Visite culturelle – En compagnie d’Andrew Stallybrass, historien et collaborateur de la Fondation Initiatives et Changement Suisse, propriétaire du Caux Palace

14 mai & 20 juin 2019

Le rendez-vous est à la gare de Caux et c’est un embarquement immédiat pour un voyage dans le temps. En effet, la ligne du train à crémaillère circulant entre Glion et les Rochers-de-Naye a été inaugurée en 1892 et la construction de la gare date de la Belle Epoque. C’est du reste pour cette raison que le Palace de Caux, construit entre 1900 et 1902 par l’architecte Eugène Jost, montre tout son faste aux visiteurs arrivant en train. A l’inverse, l’arrivée par la route, ouverte beaucoup plus tard, longe les locaux de service : buanderie, arrière-cours et chambre des domestiques des hôtes qui se déplaçaient avec leur personnel. Voici un des rappels historiques auxquels notre guide Andrew Stallybrass nous rend attentifs. Il multipliera les anecdotes historiques tout au long de la journée avec beaucoup de charisme et un léger accent britannique tout à fait charmant.

M. Stallybrass est certainement LA personne idéale pour mêler la grande Histoire du 20e siècle à celle, plus locale, d’un bâtiment extraordinaire sauvé de la démolition au sortir de la Seconde Guerre mondiale.

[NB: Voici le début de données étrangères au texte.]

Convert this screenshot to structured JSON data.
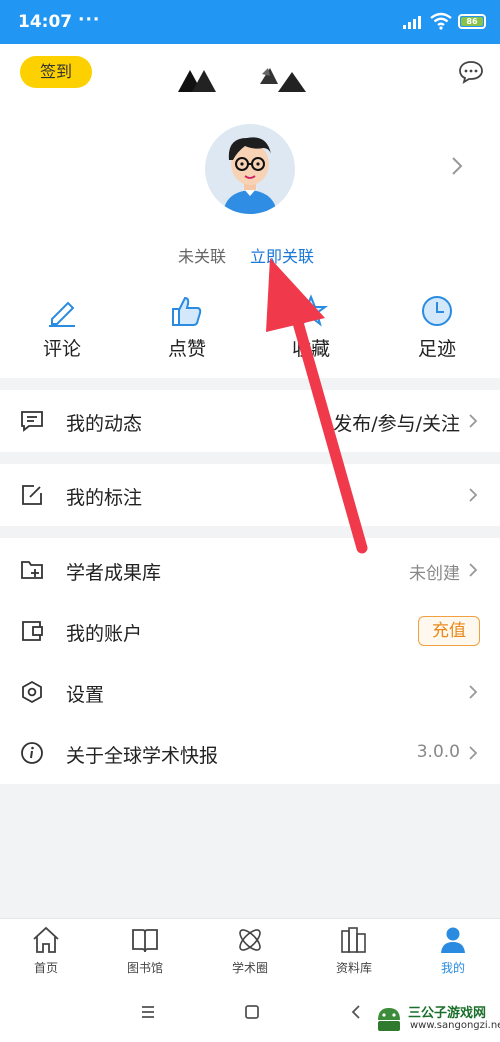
{
  "status_bar": {
    "time": "14:07",
    "dots": "···",
    "battery": "86"
  },
  "header": {
    "signin_label": "签到"
  },
  "profile": {
    "link_status": "未关联",
    "link_now": "立即关联"
  },
  "actions": [
    {
      "label": "评论",
      "icon": "pencil-icon"
    },
    {
      "label": "点赞",
      "icon": "thumbs-up-icon"
    },
    {
      "label": "收藏",
      "icon": "star-icon"
    },
    {
      "label": "足迹",
      "icon": "clock-icon"
    }
  ],
  "menu": {
    "dynamics": {
      "label": "我的动态",
      "right": "发布/参与/关注"
    },
    "annotations": {
      "label": "我的标注"
    },
    "scholar": {
      "label": "学者成果库",
      "right": "未创建"
    },
    "account": {
      "label": "我的账户",
      "button": "充值"
    },
    "settings": {
      "label": "设置"
    },
    "about": {
      "label": "关于全球学术快报",
      "right": "3.0.0"
    }
  },
  "tabs": [
    {
      "label": "首页",
      "icon": "home-icon"
    },
    {
      "label": "图书馆",
      "icon": "book-icon"
    },
    {
      "label": "学术圈",
      "icon": "atom-icon"
    },
    {
      "label": "资料库",
      "icon": "library-icon"
    },
    {
      "label": "我的",
      "icon": "person-icon",
      "active": true
    }
  ],
  "watermark": {
    "name": "三公子游戏网",
    "url": "www.sangongzi.net"
  },
  "colors": {
    "primary": "#2196f3",
    "accent_link": "#1a78d8",
    "signin": "#fdd100",
    "arrow": "#f0394b",
    "recharge": "#e8891c"
  }
}
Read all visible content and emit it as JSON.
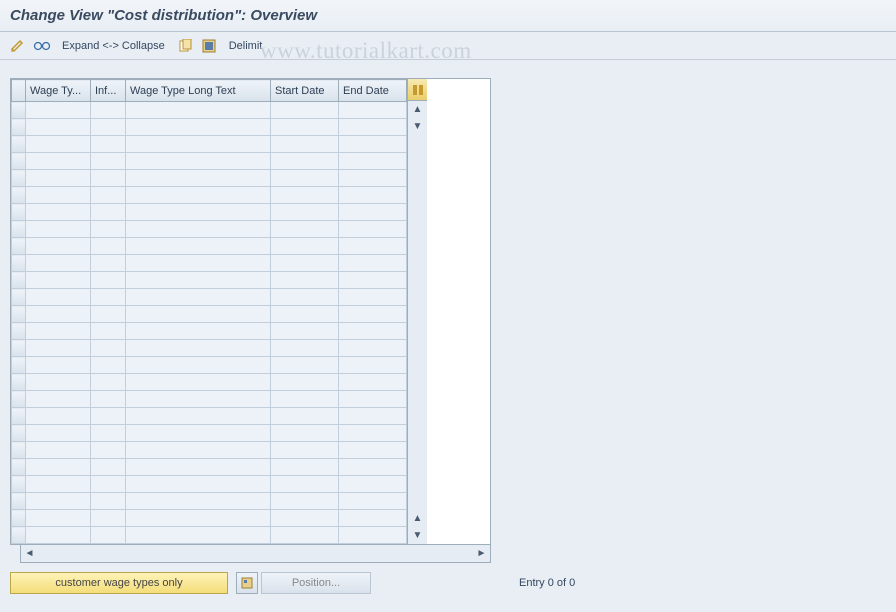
{
  "title": "Change View \"Cost distribution\": Overview",
  "toolbar": {
    "expand_collapse": "Expand <-> Collapse",
    "delimit": "Delimit"
  },
  "columns": {
    "wage_type": "Wage Ty...",
    "inf": "Inf...",
    "wage_long": "Wage Type Long Text",
    "start_date": "Start Date",
    "end_date": "End Date"
  },
  "row_count": 26,
  "footer": {
    "customer_btn": "customer wage types only",
    "position_btn": "Position...",
    "entry_info": "Entry 0 of 0"
  },
  "watermark": "www.tutorialkart.com"
}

À sa construction, le Caux Palace est l’un des hôtels les plus grands et les plus luxueux jamais construits : il a été érigé en un temps record, compte tenu du paysage, avec presque autant de temps dévolu au mur de soutènement qu’au bâtiment lui-même. Avant la Première Guerre mondiale, le Caux Palace mène la grande vie et reçoit des hôtes aussi prestigieux que John D. Rockefeller, Sacha Guitry ou le Maharaja de Baroda (dont nous avons visité la chambre) ; la crise économique de 1929 entraîne l’hôtel vers la faillite et finalement sa fermeture au début de la Seconde Guerre mondiale. Le gouvernement suisse réquisitionne les lieux qui serviront de refuge à des centaines de juifs.

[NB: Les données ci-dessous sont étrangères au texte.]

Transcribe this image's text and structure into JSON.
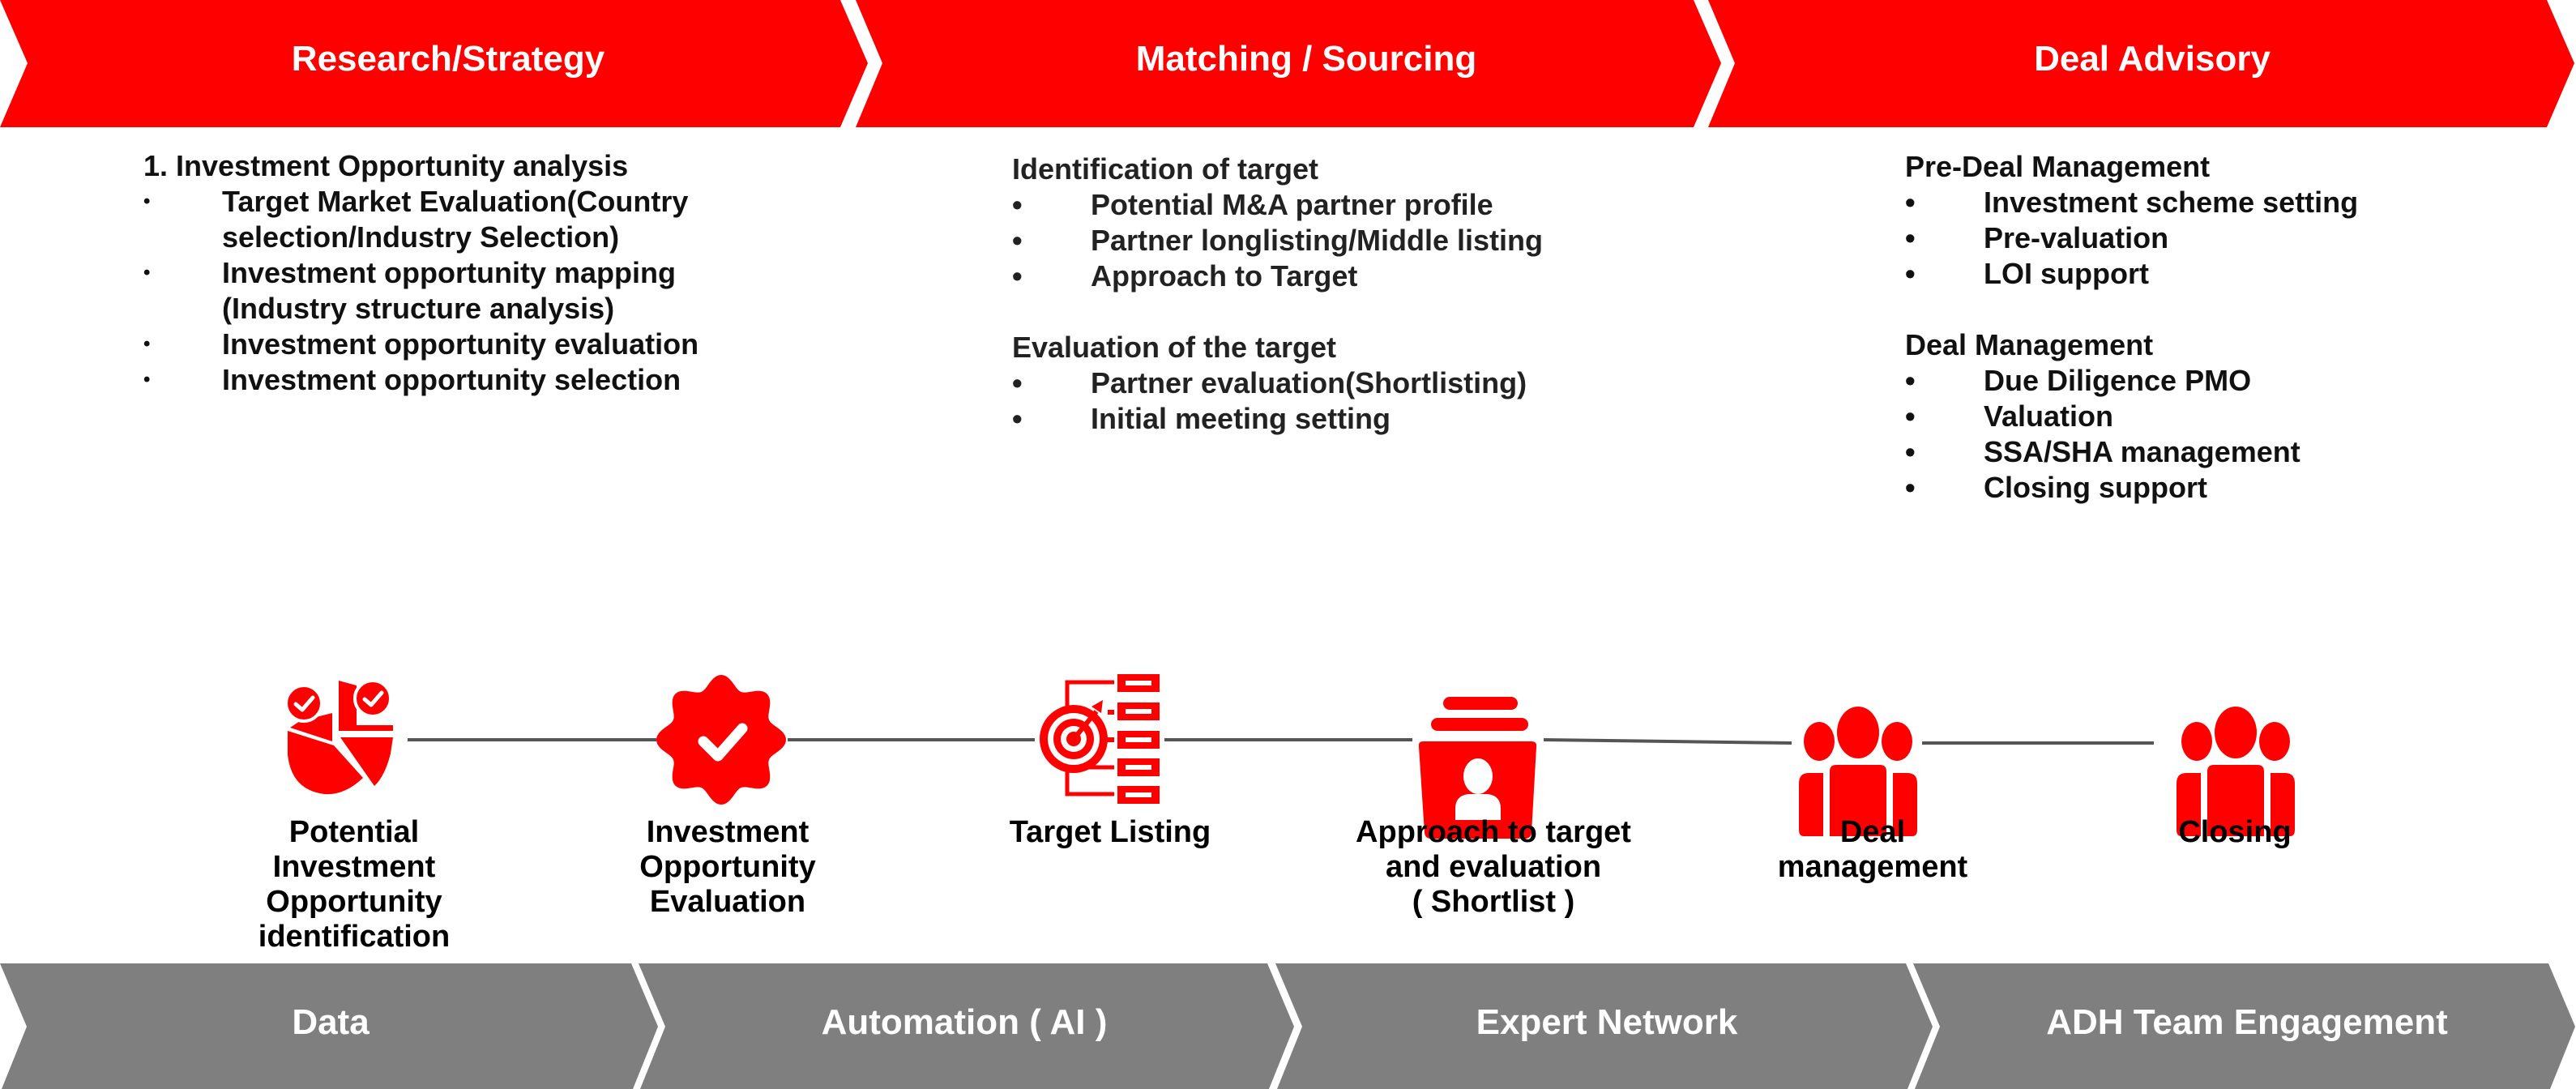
{
  "colors": {
    "primary_red": "#ff0000",
    "band_gray": "#7f7f7f",
    "line_gray": "#555555",
    "text": "#111111"
  },
  "phases": [
    {
      "label": "Research/Strategy"
    },
    {
      "label": "Matching / Sourcing"
    },
    {
      "label": "Deal Advisory"
    }
  ],
  "research": {
    "heading": "1. Investment Opportunity analysis",
    "bullet_glyph": "•",
    "items": [
      {
        "lines": [
          "Target Market Evaluation(Country",
          "selection/Industry Selection)"
        ]
      },
      {
        "lines": [
          "Investment opportunity mapping",
          "(Industry structure analysis)"
        ]
      },
      {
        "lines": [
          "Investment opportunity evaluation"
        ]
      },
      {
        "lines": [
          "Investment opportunity selection"
        ]
      }
    ]
  },
  "matching": {
    "bullet_glyph": "•",
    "groups": [
      {
        "heading": "Identification of target",
        "items": [
          "Potential M&A partner profile",
          "Partner longlisting/Middle listing",
          "Approach to Target"
        ]
      },
      {
        "heading": "Evaluation of the target",
        "items": [
          "Partner evaluation(Shortlisting)",
          "Initial meeting setting"
        ]
      }
    ]
  },
  "advisory": {
    "bullet_glyph": "•",
    "groups": [
      {
        "heading": "Pre-Deal Management",
        "items": [
          "Investment scheme setting",
          "Pre-valuation",
          "LOI support"
        ]
      },
      {
        "heading": "Deal Management",
        "items": [
          "Due Diligence PMO",
          "Valuation",
          "SSA/SHA management",
          "Closing support"
        ]
      }
    ]
  },
  "steps": [
    {
      "icon": "pie-chart-check-icon",
      "lines": [
        "Potential",
        "Investment",
        "Opportunity",
        "identification"
      ]
    },
    {
      "icon": "verified-badge-icon",
      "lines": [
        "Investment",
        "Opportunity",
        "Evaluation"
      ]
    },
    {
      "icon": "target-list-icon",
      "lines": [
        "Target Listing"
      ]
    },
    {
      "icon": "contact-folder-icon",
      "lines": [
        "Approach to target",
        "and evaluation",
        "( Shortlist )"
      ]
    },
    {
      "icon": "team-icon",
      "lines": [
        "Deal",
        "management"
      ]
    },
    {
      "icon": "team-icon",
      "lines": [
        "Closing"
      ]
    }
  ],
  "enablers": [
    {
      "label": "Data"
    },
    {
      "label": "Automation ( AI )"
    },
    {
      "label": "Expert Network"
    },
    {
      "label": "ADH Team Engagement"
    }
  ]
}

En 1946, la fondation Initiatives et Changement[1] achète le Caux Palace et y organise des rencontres internationales dans un objectif de réconciliation d’après-guerre. Cette ouverture sur le monde reste à l’ordre du jour des rencontres estivales qui perdurent encore aujourd’hui.

Découvrir les joyaux architecturaux – salle de bal, théâtre – distribués par les longs couloirs du Caux Palace est un enchantement puisque, comme le précisait M. Stallybrass, l’entretien du bâtiment s’est toujours fait au plus près des moyens financiers modestes de la Fondation, donc en touchant le moins possible à la structure d’origine.

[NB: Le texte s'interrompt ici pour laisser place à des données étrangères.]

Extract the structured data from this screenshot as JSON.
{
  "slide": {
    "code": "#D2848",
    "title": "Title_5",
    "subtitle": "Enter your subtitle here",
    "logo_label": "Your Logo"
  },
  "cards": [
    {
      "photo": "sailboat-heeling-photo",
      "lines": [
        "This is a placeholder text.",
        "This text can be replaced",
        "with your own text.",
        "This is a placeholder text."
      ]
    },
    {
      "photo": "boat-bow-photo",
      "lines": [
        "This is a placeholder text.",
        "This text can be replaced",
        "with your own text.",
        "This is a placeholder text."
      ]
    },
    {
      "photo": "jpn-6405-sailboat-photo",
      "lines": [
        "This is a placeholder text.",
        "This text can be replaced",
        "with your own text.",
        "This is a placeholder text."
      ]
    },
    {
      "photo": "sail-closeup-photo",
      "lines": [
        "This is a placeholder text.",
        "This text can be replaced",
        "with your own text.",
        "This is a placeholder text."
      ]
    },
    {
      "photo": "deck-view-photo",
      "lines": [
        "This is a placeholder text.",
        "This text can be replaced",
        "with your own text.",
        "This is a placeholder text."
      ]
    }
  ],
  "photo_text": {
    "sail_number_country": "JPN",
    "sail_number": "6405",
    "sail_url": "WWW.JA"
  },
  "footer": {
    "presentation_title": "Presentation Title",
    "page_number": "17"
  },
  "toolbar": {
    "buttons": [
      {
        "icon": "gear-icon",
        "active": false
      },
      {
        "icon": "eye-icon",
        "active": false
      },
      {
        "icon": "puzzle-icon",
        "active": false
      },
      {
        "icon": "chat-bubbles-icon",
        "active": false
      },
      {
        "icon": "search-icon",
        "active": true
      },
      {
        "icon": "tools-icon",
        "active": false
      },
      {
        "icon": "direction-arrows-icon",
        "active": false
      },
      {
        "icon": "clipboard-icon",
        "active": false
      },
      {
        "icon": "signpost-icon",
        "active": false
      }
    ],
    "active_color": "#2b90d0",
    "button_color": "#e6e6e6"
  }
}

Après un repas dans le réfectoire lumineux, nous avons arpenté les rues du village afin d’y découvrir d’autres témoignages de cette si belle époque!

Patricia Dubois, SG Connaissance 3

[1] Anciennement Réarmement moral, du nom du mouvement international créé par le pasteur réformé Franck Buchman en 1938. Les fonds nécessaires ont été trouvé chez des privés.